Rodríguez pone la lupa en tres aspectos contenidos en la «Hoja de ruta». «Es incorrecto cuando dice que el antiguo paradigma es una educación sin perspectiva de género», asevera.

«El sistema educacional ha avanzado muchísimo en el reconocimiento de distintos tipos de derecho relacionados a esto y también en la igualdad entre hombres y mujeres. Entonces hablar de que el sistema actual no tiene perspectiva de género y ahora eso va a cambiar sin decir cómo me parece irresponsable e injusto», explica al respecto.

También es crítico en cuanto al hecho de que el documento señala que el subsidio a la demanda -figura en la que el financiamiento estatal se entrega directamente al estudiante a través de becas, o mediante subvenciones- genera desigualdad.

«Luego dice que el financiamiento basal -que es cuando los recursos se transfieren directamente a las instituciones educativas- va a asegurar la equidad de acceso y va resolver el problema. Eso no es cierto. Hay sistemas de financiamiento basal como el de casi todos nuestros vecinos de América Latina en los que la desigualdad es aún peor», indica.

En tercer lugar, Rodríguez critica que en el documento se hace referencia a que en el antiguo paradigma hubo «creación de mercados educacionales y abandono de la educación pública».
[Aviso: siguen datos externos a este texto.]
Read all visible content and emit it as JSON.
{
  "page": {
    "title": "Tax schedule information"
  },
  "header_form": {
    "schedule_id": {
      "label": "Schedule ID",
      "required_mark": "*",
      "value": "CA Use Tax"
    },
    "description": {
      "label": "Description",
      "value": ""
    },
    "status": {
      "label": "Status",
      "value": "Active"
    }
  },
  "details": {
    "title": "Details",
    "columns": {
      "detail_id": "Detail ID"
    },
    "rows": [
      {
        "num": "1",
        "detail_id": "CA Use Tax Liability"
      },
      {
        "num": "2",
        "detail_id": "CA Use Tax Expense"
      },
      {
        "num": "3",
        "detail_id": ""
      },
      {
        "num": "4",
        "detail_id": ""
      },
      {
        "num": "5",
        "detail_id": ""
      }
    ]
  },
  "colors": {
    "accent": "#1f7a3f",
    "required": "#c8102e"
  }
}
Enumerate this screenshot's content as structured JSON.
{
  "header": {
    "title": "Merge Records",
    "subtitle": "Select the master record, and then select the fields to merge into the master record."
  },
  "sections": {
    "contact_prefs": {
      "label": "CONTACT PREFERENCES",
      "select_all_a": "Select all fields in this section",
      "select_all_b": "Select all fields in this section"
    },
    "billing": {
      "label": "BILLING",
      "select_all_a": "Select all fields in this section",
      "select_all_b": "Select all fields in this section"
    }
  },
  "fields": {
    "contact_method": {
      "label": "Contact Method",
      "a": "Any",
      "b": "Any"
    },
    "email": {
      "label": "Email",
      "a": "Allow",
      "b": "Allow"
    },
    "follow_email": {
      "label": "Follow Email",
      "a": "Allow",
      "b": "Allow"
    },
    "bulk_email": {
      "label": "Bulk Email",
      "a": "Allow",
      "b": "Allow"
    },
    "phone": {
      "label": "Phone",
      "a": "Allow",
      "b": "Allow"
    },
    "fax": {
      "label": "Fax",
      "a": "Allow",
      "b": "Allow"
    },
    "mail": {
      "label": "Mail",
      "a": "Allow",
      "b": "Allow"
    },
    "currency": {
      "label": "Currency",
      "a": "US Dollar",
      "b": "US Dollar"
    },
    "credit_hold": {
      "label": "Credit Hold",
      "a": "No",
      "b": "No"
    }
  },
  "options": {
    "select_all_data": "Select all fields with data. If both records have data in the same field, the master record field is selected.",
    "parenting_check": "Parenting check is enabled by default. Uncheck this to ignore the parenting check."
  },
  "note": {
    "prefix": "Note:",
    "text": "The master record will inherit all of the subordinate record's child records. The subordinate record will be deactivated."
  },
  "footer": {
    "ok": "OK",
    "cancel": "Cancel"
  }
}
Esto señala la «Hoja de ruta» del Mineduc al respecto: «En Chile se edificó un modelo de mercado educacional, en donde el acceso a la educación dependiera del tamaño del bolsillo de madres, padres y apoderados; en donde incluso las mismas instituciones educativas les negaban el acceso, por no cumplir con el perfil sociocultural que las escuelas demandaban».

«Eso es una infamia. El país lleva años invirtiendo una cantidad enorme de recursos en la educación pública y se ha invertido muchísimo en el sistema de universidades estatales. Decir que hay un abandono de la educación pública es realmente una falta de respeto al sistema educativo actual». asevera.
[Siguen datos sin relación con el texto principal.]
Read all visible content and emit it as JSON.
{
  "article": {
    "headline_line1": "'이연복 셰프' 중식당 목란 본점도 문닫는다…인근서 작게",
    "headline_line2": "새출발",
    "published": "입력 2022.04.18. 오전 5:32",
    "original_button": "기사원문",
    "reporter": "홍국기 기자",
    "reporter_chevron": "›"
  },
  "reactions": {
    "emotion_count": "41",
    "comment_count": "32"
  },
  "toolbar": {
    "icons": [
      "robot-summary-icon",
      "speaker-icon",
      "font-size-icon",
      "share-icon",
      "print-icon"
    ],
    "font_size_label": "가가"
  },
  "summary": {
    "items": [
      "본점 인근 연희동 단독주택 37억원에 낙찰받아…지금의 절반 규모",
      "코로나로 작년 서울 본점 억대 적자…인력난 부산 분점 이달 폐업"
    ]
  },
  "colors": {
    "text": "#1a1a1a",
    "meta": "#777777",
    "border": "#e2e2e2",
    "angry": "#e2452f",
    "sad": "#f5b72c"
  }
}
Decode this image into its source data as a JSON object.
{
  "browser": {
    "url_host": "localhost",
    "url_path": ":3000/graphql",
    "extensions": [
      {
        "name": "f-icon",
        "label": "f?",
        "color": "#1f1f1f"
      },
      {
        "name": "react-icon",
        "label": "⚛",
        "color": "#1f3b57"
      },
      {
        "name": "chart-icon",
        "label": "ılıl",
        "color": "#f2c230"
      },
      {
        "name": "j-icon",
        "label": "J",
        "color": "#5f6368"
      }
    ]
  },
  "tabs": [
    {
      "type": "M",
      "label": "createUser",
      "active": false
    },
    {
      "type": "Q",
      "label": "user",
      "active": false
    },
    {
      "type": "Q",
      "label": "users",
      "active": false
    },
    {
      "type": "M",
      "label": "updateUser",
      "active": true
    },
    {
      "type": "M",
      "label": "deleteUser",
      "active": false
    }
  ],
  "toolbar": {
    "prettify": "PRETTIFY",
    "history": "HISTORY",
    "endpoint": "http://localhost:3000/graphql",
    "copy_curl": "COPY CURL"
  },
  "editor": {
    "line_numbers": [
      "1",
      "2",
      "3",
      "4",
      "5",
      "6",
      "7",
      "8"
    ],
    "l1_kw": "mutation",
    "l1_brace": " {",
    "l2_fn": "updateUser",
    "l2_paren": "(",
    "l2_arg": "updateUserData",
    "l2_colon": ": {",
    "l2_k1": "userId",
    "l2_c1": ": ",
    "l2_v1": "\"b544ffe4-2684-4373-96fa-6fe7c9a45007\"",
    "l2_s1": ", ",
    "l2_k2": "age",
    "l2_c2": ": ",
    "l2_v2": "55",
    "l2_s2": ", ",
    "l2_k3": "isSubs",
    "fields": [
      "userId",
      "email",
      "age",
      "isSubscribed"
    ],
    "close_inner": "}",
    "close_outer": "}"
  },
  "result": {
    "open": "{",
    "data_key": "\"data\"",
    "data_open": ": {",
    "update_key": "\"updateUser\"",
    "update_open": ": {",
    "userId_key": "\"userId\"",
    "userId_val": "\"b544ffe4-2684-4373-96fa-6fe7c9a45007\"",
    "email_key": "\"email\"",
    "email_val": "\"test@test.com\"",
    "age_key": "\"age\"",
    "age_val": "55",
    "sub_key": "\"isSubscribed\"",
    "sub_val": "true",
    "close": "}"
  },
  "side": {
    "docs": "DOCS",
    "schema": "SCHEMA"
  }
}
«Estas son cosas que ojalá en el documento definitvo no permanezcan», afirma Rodríguez.

«Un manifiesto político que busca modificar el ‘sentido común’ sobre el sistema educativo»

Ya desde Acción Educar habían alertado sobre este documento a través de redes sociales. El director ejecutivo de dicha organización había publicado un hilo de mensajes al respecto en su cuenta de Twitter.

«El @Mineduc confeccionó un documento curiosísimo, un manifiesto político que busca modificar el ‘sentido común’ sobre el sistema educativo. Es raro que se dedique el tiempo de los gabinetes a este tipo de excentricidades», escribió.